Les effets secondaires de l'hormonothérapie dépendent du type d'hormonothérapie, de la dose administrée et de chaque personne. Quelques-uns persistent après la fin du traitement. Il est possible que des effets tardifs se manifestent des mois voire des années après l'hormonothérapie. Il est important de les signaler à l'équipe soignante.

  • Les nausées, vomissements, bouffées de chaleur s'atténuent généralement au fur et à mesure que l’organisme s’habitue au médicament. Des traitements médicamenteux ou complémentaires (auriculothérapie, sophrologie…) peuvent apporter un soulagement
  • La diminution de l’intérêt envers le sexe, les troubles de l’érection ou de la fertilité éventuellement causés par les médicaments hormonaux peuvent durer même après leur arrêt. Si celle-ci vous préoccupe, vous pouvez solliciter une consultation.
  • Les symptômes de la ménopause provoqués par l’hormonothérapie peuvent être soulagés comme ceux dus à une ménopause naturelle.

Si c’est votre cas, parlez-en à votre médecin référent afin d’être orienté selon votre parcours de soins. A l’Institut Curie, une consultation médicale peut être sollicitée au département de soins de support. Chaque cas est différent et appelle à des solutions et réponses adaptées. Parmi celles-ci : consultation médicale, consultation de psycho-oncologie, séance d’hypnose, auriculothérapie…

Symptômes persistants: après une chirurgie des ganglions

Le lymphœdème résulte de l’accumulation anormale de fluides dans les tissus sous-cutanés. Il peut survenir lorsque le système lymphatique a été endommagé par un acte chirurgical comme l’ablation des ganglions. Le lymphœdème peut apparaître des mois, voire des années, après l’opération.

Différentes actions et traitements sont possibles : soigner sa peau, drainage lymphatique manuel et auto-drainage, pressothérapie, techniques de bandages et d’autobandages, exercices de sous bandage, orthèse de compression ou manchon)

Si c’est votre cas, parlez-en à votre médecin référent afin d’être orienté selon votre parcours de soins. A l’Institut Curie, une consultation dédiée peut être sollicitée au département de soins de support. Chaque cas est différent et appelle à des solutions et réponses adaptées. Parmi celles-ci : un médecin et un masseur-kinésithérapeute de l’Institut Curie peuvent vous accueillir ensemble pour un bilan diagnostique. Ceci permet de confirmer ou non le lymphœdème et de proposer des actions pour y remédier.

Symptômes persistants : prise ou perte de poids

Les traitements comme certaines chimiothérapies, hormonothérapie, l’état psychique, le changement d’habitudes alimentaires et d’activités physiques peuvent mener, le plus souvent à une prise de poids. Dans d’autres cas, une perte de poids peut également survenir, elle aussi due à des changements de mode de vie et-ou les suites de la maladie et des traitements.

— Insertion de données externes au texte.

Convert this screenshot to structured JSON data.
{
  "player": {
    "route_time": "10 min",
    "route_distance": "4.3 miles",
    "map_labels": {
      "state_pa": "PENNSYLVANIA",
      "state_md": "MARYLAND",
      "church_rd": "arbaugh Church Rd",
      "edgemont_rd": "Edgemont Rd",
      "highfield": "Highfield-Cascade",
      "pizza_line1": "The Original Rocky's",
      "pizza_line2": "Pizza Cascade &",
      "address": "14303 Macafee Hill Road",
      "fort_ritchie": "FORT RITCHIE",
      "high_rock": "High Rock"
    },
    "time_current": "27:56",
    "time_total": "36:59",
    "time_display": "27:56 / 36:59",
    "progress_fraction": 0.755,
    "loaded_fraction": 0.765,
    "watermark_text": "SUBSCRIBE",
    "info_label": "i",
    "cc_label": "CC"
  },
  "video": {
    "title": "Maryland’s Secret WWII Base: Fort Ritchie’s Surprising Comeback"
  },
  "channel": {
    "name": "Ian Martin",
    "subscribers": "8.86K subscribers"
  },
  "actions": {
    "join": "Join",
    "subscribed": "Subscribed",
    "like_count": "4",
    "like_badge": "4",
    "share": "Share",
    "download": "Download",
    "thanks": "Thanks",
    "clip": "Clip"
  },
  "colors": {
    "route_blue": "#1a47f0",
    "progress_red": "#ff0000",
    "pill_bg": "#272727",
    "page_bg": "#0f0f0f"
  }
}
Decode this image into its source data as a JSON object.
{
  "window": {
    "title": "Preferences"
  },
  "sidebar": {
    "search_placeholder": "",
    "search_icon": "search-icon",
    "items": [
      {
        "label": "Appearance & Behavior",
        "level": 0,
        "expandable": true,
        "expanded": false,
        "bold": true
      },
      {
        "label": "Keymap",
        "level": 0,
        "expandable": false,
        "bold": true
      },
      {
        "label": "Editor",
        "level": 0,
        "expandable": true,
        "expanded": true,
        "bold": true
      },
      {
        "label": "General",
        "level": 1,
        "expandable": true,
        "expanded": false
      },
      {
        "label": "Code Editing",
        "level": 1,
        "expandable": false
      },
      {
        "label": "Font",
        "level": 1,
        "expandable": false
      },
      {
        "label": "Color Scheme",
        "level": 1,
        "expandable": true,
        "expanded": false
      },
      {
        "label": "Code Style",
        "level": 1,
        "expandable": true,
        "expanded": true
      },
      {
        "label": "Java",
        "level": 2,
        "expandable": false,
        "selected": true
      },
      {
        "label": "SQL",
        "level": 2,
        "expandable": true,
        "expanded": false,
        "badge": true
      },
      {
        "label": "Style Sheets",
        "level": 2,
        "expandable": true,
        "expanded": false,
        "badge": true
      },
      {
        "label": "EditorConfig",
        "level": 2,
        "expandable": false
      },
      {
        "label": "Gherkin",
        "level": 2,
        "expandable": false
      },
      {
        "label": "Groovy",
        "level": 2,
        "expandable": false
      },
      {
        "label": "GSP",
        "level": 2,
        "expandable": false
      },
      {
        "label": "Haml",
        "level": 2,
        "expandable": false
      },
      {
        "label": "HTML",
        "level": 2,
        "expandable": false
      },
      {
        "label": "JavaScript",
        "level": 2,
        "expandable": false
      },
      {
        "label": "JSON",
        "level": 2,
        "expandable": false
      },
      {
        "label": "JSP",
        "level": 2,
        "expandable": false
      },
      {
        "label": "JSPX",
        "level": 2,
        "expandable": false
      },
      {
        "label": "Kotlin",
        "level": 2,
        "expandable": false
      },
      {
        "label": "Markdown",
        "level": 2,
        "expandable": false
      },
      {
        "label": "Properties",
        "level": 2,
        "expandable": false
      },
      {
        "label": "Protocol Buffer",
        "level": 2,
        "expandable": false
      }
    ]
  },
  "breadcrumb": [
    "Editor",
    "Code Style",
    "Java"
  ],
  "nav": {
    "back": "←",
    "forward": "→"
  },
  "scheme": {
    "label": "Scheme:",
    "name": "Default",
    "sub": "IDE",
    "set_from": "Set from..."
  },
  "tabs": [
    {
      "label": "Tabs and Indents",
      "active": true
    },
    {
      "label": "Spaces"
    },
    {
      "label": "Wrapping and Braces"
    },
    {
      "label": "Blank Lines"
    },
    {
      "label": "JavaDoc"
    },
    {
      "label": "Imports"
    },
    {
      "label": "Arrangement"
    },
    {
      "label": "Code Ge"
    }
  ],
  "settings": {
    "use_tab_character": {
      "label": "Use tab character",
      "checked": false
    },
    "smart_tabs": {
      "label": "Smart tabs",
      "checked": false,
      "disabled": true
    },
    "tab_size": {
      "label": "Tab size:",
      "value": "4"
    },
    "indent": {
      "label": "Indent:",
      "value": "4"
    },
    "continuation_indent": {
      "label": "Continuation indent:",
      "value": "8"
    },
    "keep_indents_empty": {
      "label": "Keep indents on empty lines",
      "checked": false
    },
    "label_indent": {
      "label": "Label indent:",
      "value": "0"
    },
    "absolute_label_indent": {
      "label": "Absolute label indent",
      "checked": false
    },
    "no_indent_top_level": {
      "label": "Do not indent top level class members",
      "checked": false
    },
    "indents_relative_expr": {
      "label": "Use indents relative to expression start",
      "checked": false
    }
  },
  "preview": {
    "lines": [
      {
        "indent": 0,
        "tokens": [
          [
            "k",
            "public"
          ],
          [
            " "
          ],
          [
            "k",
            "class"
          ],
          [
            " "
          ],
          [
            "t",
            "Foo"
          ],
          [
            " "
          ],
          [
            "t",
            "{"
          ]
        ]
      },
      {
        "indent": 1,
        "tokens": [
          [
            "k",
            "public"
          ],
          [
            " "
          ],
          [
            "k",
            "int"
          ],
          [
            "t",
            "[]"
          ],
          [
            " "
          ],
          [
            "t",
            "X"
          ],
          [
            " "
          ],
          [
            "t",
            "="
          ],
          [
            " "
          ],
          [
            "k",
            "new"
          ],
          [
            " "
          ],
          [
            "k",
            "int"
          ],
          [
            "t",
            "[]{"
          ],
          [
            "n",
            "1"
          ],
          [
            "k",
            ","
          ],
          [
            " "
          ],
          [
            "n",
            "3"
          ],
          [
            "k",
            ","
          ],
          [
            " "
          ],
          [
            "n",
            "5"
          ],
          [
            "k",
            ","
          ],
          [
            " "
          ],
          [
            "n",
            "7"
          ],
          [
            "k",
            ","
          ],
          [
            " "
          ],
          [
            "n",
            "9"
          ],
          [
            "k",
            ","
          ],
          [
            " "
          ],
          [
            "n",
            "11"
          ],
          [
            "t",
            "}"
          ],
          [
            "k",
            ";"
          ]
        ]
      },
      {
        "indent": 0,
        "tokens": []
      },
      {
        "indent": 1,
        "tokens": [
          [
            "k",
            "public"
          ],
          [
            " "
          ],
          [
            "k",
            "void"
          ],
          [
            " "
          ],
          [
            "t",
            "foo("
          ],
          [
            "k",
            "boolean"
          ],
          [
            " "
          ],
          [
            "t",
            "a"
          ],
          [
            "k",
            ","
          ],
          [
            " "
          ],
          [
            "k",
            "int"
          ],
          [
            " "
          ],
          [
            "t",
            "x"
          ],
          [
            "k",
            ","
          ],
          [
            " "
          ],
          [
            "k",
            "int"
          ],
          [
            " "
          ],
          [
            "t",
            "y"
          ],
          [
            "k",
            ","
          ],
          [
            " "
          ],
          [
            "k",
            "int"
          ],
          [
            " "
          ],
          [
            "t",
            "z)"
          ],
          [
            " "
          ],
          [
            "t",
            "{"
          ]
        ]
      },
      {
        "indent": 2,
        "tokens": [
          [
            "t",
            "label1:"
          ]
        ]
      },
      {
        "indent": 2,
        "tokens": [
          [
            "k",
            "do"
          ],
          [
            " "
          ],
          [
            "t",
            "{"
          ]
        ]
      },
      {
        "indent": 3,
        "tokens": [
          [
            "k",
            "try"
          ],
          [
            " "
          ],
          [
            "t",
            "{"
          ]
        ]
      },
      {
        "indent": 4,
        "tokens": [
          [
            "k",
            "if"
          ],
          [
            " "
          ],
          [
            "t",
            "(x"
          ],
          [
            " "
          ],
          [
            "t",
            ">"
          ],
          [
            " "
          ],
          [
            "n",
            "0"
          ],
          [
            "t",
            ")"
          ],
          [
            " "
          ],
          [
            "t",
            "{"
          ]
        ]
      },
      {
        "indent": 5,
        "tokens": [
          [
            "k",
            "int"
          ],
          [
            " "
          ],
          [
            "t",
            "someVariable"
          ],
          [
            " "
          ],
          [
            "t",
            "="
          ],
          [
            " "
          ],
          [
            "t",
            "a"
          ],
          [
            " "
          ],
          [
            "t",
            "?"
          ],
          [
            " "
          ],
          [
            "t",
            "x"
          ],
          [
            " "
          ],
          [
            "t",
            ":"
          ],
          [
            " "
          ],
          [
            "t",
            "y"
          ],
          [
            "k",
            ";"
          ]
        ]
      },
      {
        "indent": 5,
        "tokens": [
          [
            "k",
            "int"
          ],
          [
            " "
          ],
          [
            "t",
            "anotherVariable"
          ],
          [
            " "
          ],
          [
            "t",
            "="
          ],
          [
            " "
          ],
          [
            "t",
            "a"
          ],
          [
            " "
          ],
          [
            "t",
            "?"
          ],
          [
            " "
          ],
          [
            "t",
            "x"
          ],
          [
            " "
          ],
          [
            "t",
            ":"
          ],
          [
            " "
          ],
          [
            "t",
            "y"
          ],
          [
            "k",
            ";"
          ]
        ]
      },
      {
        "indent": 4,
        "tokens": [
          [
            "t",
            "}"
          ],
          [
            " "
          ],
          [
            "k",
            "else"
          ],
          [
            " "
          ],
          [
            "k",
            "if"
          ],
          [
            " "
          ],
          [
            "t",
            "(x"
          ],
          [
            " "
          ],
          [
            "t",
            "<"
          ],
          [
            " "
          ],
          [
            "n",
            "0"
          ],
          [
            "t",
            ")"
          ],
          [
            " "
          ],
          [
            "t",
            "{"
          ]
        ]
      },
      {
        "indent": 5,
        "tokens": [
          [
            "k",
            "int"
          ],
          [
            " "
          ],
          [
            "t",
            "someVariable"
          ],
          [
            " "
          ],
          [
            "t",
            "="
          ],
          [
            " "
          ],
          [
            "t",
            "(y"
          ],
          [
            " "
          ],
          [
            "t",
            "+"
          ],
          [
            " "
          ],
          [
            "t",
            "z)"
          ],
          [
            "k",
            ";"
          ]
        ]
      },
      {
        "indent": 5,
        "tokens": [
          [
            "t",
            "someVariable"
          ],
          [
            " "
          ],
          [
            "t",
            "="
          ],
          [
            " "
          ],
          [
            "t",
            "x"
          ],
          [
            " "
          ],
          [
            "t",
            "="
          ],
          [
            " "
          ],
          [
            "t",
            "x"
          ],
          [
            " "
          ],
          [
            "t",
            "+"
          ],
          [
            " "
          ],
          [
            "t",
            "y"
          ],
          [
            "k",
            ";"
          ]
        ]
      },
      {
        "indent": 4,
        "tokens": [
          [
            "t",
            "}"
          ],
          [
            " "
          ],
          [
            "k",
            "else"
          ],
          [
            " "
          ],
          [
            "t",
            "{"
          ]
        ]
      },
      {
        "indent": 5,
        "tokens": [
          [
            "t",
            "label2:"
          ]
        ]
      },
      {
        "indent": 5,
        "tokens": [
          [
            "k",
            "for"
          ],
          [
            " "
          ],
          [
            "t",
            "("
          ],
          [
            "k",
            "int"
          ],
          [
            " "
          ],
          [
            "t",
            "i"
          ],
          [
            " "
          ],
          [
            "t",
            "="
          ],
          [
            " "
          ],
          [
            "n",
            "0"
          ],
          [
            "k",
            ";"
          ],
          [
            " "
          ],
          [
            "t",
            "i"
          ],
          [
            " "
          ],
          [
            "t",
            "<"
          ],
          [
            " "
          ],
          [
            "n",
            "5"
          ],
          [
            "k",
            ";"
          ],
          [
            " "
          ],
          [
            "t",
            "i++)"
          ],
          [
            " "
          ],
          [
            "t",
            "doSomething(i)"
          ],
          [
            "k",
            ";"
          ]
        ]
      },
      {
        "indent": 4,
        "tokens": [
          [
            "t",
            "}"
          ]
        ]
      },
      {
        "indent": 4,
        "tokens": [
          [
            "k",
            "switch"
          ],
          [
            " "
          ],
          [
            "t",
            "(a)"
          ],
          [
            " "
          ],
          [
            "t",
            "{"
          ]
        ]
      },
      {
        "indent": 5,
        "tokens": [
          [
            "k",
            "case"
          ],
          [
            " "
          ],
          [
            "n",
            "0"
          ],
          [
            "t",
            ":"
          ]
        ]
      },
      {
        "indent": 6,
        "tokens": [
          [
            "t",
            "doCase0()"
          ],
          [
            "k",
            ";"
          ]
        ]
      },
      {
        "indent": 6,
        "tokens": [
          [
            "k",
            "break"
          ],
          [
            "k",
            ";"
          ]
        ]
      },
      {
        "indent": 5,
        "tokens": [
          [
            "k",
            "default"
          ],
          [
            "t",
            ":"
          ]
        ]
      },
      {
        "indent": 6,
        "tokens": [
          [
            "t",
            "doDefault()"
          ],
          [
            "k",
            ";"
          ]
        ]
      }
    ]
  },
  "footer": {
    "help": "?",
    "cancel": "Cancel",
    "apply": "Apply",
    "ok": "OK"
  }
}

A la fin de vos traitements et de votre entrée en surveillance, les soignants ont pu vous remettre des fiches de conseils selon votre parcours de soins. En concertation avec votre médecin en charge de votre suivi en ville ou à l’Institut Curie, une consultation diététique peut être sollicitée auprès du département de soins de support. Un programme alimentaire personnalisé, compatible avec votre état de santé.